Women come in all different shapes and sizes and regardless of their form oral hygiene is vital to the success of the female of the species. Thanks to the XX genetic markers, women have their own unique biological issues, health worries and conditions. This is true for every body part, including all the features that compose their smiles.
Once facial muscles are flexed, a smile is born. While it may simply look like teeth and gums, underneath a grin is an intricate network of tooth enamel, pulp chamber, dentin and many other dental anatomy components. Those parts backed by the gender specific biology puts women at a higher risk for a multitude of dental problems than their XY counterparts.
TMJ Sufferers are 90% Female
Approximately 10 million Americans suffer from Temporomandibular Joint Syndrome, AKA TMJ (National Institutes of Health). Of those suffering with symptoms ranging from headache, facial pain, jaw popping, clicking or locking, unnecessary dental wear and tear, malocclusion and teeth grinding 90 percent of them are women.

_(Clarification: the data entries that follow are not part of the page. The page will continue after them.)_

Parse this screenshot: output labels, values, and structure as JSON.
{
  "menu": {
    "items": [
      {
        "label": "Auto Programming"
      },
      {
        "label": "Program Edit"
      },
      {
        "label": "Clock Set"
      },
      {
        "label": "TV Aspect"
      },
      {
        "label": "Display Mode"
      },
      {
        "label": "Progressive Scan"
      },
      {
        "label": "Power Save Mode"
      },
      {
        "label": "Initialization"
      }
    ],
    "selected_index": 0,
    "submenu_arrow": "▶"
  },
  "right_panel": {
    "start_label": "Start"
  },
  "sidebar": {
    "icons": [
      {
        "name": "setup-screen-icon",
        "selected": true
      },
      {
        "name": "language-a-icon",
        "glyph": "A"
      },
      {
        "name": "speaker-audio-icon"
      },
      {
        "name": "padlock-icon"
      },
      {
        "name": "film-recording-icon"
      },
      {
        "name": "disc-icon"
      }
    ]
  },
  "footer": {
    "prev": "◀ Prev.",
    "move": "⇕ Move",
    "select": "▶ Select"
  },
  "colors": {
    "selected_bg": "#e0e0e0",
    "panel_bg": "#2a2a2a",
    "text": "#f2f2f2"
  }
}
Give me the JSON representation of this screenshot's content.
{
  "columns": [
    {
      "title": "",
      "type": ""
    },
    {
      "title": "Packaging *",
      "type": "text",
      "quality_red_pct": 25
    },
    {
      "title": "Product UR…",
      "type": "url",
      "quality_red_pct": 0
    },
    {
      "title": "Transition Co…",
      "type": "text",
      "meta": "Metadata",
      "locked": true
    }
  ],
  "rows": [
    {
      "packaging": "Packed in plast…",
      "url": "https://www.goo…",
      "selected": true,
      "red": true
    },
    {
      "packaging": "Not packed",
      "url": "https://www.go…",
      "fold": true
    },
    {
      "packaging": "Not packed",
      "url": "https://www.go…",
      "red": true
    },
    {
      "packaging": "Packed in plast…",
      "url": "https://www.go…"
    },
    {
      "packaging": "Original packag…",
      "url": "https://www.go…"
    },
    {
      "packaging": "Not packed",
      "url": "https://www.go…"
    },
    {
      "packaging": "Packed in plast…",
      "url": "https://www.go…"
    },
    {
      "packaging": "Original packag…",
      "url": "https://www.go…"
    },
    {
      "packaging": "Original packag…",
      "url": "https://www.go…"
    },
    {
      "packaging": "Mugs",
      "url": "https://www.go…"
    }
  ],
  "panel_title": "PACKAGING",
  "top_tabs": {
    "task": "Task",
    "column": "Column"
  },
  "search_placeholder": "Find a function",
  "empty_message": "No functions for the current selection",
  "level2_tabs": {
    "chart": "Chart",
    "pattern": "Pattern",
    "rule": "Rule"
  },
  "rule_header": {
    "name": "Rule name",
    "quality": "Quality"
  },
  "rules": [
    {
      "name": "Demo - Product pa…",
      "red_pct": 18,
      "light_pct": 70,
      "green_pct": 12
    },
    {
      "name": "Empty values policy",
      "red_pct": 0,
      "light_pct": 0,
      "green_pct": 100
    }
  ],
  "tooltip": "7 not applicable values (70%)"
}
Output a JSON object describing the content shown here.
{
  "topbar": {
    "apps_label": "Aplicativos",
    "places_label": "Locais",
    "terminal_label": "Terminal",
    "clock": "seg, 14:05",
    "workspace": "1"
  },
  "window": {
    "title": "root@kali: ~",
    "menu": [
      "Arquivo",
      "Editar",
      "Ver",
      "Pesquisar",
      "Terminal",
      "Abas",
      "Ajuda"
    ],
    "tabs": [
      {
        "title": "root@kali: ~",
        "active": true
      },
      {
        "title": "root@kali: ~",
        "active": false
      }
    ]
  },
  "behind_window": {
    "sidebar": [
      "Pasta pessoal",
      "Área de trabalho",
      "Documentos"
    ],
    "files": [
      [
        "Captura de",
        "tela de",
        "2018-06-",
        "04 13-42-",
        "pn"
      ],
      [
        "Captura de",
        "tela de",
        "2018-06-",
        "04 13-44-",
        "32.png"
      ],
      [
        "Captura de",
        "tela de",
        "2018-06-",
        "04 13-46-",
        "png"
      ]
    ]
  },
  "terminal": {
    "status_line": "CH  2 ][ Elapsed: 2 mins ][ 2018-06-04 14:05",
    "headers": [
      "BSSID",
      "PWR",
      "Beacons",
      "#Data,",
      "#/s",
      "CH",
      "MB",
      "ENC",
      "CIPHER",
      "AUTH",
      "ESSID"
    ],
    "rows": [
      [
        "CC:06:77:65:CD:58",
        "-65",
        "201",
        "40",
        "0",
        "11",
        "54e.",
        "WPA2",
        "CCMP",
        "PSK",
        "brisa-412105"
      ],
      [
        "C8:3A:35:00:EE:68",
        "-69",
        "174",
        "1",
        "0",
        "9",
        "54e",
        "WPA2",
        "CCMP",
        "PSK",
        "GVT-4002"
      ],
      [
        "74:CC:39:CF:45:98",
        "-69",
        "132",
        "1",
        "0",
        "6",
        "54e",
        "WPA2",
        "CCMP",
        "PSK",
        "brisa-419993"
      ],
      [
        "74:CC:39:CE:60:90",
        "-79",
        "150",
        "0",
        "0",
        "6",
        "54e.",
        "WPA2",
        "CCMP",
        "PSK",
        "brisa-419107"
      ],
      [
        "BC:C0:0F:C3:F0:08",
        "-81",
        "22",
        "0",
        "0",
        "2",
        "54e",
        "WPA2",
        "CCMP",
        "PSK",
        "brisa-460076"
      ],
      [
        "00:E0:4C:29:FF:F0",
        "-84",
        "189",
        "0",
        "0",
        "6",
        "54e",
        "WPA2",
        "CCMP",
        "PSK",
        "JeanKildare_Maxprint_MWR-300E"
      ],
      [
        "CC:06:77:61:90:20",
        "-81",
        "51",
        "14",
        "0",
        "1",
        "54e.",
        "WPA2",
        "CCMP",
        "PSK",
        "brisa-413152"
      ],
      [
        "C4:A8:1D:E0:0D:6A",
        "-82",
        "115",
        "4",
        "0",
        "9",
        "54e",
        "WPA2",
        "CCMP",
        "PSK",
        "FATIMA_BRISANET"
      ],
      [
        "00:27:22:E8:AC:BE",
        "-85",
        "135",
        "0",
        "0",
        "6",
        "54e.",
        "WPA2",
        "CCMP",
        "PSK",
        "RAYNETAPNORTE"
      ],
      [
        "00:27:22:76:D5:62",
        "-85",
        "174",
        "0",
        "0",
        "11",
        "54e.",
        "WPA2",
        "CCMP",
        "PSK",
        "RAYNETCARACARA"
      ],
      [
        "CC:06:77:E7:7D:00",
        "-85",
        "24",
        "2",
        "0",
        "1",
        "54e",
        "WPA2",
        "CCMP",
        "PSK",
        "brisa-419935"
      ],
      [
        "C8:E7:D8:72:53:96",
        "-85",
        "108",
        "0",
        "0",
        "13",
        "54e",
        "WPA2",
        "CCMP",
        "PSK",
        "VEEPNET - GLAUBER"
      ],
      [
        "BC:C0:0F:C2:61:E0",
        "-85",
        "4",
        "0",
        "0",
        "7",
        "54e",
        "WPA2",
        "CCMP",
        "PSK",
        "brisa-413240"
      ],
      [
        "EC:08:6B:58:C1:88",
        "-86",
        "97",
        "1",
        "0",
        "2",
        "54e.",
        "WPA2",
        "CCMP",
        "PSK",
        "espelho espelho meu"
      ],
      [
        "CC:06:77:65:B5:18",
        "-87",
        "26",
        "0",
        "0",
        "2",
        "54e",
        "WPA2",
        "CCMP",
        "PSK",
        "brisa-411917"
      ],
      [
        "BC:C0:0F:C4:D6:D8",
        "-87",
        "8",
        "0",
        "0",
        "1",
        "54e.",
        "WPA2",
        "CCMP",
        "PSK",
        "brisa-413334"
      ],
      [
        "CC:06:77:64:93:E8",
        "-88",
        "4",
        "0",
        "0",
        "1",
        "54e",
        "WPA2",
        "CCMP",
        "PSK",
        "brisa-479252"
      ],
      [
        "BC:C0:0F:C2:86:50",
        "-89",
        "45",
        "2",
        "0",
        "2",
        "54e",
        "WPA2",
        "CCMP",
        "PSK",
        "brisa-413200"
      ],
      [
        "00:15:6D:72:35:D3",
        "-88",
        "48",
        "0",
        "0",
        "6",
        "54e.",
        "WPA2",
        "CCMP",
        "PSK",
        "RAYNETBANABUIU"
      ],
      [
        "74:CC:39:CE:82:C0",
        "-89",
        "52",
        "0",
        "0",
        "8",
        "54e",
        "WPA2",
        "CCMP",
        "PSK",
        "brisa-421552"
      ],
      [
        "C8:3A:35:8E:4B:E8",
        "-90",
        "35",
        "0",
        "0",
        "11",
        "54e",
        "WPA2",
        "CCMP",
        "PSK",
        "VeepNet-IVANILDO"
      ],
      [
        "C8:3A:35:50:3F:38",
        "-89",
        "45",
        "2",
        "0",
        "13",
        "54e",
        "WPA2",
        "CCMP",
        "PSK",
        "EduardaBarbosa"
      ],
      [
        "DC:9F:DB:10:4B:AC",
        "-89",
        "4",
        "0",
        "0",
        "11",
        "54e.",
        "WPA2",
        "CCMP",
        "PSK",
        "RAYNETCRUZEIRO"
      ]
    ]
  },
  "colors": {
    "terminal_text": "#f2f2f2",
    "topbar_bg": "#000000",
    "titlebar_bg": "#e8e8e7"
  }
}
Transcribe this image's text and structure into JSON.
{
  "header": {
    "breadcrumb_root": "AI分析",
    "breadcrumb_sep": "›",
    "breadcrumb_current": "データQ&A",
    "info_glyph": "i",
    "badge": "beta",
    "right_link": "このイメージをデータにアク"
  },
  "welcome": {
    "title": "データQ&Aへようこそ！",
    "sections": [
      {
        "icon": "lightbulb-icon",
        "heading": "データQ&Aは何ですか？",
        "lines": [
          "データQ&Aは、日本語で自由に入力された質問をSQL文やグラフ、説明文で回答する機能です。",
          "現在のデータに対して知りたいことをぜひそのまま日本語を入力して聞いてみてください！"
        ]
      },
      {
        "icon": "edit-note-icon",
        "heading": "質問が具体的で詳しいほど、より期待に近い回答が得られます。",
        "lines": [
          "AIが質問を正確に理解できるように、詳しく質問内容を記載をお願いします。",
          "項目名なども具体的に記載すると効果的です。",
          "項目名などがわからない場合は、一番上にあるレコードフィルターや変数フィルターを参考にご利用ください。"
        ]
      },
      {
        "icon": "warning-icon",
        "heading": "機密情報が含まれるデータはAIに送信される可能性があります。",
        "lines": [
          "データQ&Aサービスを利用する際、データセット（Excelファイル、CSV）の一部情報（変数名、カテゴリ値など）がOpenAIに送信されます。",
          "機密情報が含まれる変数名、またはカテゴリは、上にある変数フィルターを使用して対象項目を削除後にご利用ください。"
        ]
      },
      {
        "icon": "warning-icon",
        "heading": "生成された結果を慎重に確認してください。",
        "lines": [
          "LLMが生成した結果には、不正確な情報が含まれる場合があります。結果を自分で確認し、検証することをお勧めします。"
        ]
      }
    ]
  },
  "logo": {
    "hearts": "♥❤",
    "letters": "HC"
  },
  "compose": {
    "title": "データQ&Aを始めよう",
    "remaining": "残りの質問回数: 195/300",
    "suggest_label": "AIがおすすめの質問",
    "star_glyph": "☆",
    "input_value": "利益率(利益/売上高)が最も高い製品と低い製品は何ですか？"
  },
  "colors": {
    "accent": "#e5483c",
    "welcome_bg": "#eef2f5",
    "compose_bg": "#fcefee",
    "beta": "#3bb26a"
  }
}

While TMJ can be caused by facial trauma or accidents, the condition is most closely linked to women in their childbearing years. TMJ syndrome can cause discomfort in jaw joints, facial muscles, facial nerves and surrounding tissues and there are several reasons why women are more prone to developing the condition. Arthritis, hormone fluctuations, joint structure and a dietary deficiency of magnesium are all conditions more common in women and those factors are believed to negatively influence women TMJ sufferers.
Burning Mouth Syndrome
Both men and women can experience the fiery sensation caused by burning mouth syndrome, however the condition is more common in menopausal women. ‘The change of life’ typically affects women between the ages 40-50 and it marks when the ovaries permanently shut down making conception an impossibility. When the monthly sequence of reproductive hormones comes to an end, women can experience side effects including hot flashes, weight gain, mood fluctuation and burning mouth syndrome.
While a burning sensation may be part of the condition, it is not the only symptom. The feeling may also be coupled with dry mouth, soreness, tingling or a metallic taste. Those conditions can trigger off other problems such as sleep difficulties and depression. In menopausal women the hormonal changes are thought to reduce the flow of otherwise healthy saliva production and dry mouth is thought to be the trigger for burning mouth syndrome.
Courtesy of dental neglect, both men and women can develop gingivitis regardless of their stage of life. However, statistics have indicated that approximately 50 percent of all pregnant women develop pregnancy gingivitis. The condition is marked by inflamed gums, potentially coupled with tenderness and bleeding. If left untreated by a professional dentist, the condition could develop into full-blown a periodontal disease infection. If the impurity from the infection manages to enter the bloodstream, the body will automatically produce antibodies and chemicals to fight of the condition. While the battle may help a smile, it can also cause premature labor, low birth rate and even miscarriages.
Girls, sisters, mothers and friends should all be warned about the specific risks associated with being a woman and become properly educated on how good oral hygiene can combat the problems. Practicing a good oral hygiene regime of brushing twice a day, daily flossing and regular dental exams and cleanings twice a year can help minimize the danger.